A divided U.S. Supreme Court refused Wednesday to reinstate North Carolina’s voter-identification requirement and keep just 10 days of early in-person voting.
The decision — a victory for voting-rights groups and President Barack Obama’s Justice Department — means voters won’t have to show one of several qualifying photo IDs when casting ballots in the presidential battleground state. Early voting also reverts to 17 days, to begin Oct. 20.
The court rejected a request by Gov. Pat McCrory and other state officials to delay a lower court ruling that found the state law was tainted by racial discrimination.
The 4th U.S. Circuit Court of Appeals struck down several parts of the law last month, saying they were approved by Republican legislators with intentional bias against black voters in mind. Lawyers for McCrory and the state officials — some hired by GOP legislative leaders who championed the 2013 law — disagreed with the 4th Circuit ruling and wanted a delay while they draft an appeal on legal arguments they want the Supreme Court to consider.
The high court divided 4-4 on most of the challenged provisions, with the four more conservative justices supporting the state’s bid to enforce them in the upcoming election. The split illustrates again how closely divided the Supreme Court is on voting rights and how the outcome of the presidential election essentially will determine the direction of the court.
The court has been operating with only eight members since Justice Antonin Scalia died in February.
A ninth justice chosen by Democratic Hillary Clinton would almost certainly vote with the court’s liberal justices on this issue. A justice picked by Republican Donald Trump would likely be a majority-making fifth vote for conservatives.

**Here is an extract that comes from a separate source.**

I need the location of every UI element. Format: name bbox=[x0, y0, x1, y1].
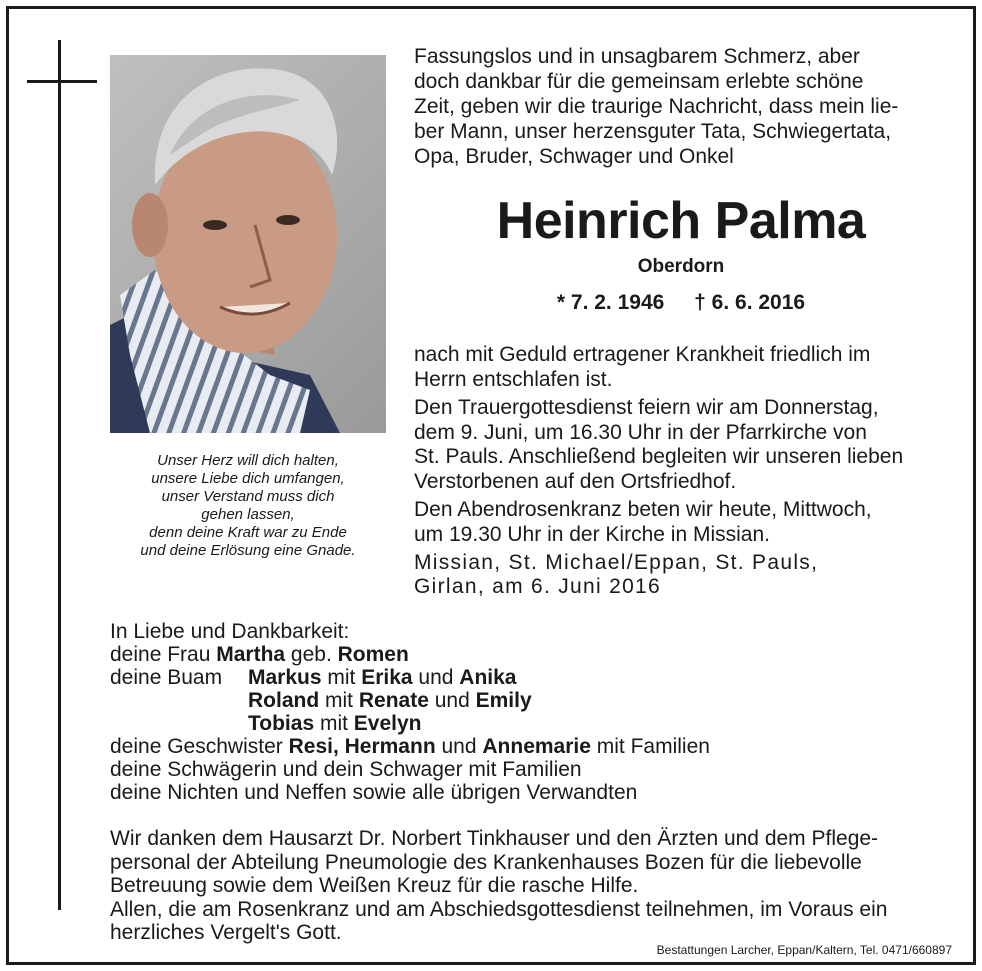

The voting adjustments could benefit Democrats in the November election, since registered Democrats historically have favored using early voting. Evidence presented during the trial over the 2013 law says black residents disproportionately lack photo ID required by North Carolina’s mandate. Black voters traditionally have voted overwhelmingly Democratic in North Carolina.
Attorneys who sued over the law told the justices last week that keeping voter ID and 10 days of early voting in place would irreparably harm minority voters hurt by these policies.
They said arguments by the state were misguided that making voting rules different in the general election compared to the primaries would cause confusion. Voter ID was required during the state’s two primary elections this year and 10 days of early voting have been in place since 2014.
In fact, the plaintiffs’ lawyers said, it would be even worse to keep the requirements in place when election officials are now re-arranging voting procedures based on the 4th Circuit decision July 29.
McCrory and Republican legislative leaders have said voter ID is a commonsense requirement to increase the integrity of elections. They pointed out that black voter turnout increased in 2014. Appeals court judges said the state provided no evidence of the kind of in-person voter fraud the ID mandate would address.
A trial court judge in April had upheld the 2013 law, but the 4th Circuit panel wrote he seemed “to have missed the forest in carefully surveying the many trees” by failing to recognize a link between race and politics in North Carolina.
The challenged provisions “target African Americans with almost surgical precision,” said the 4th Circuit ruling, which also struck down provisions eliminating same-day registration during the early voting period and the counting of Election Day ballots cast by a person outside of their home precinct. The state didn’t ask the Supreme Court to restore these provisions.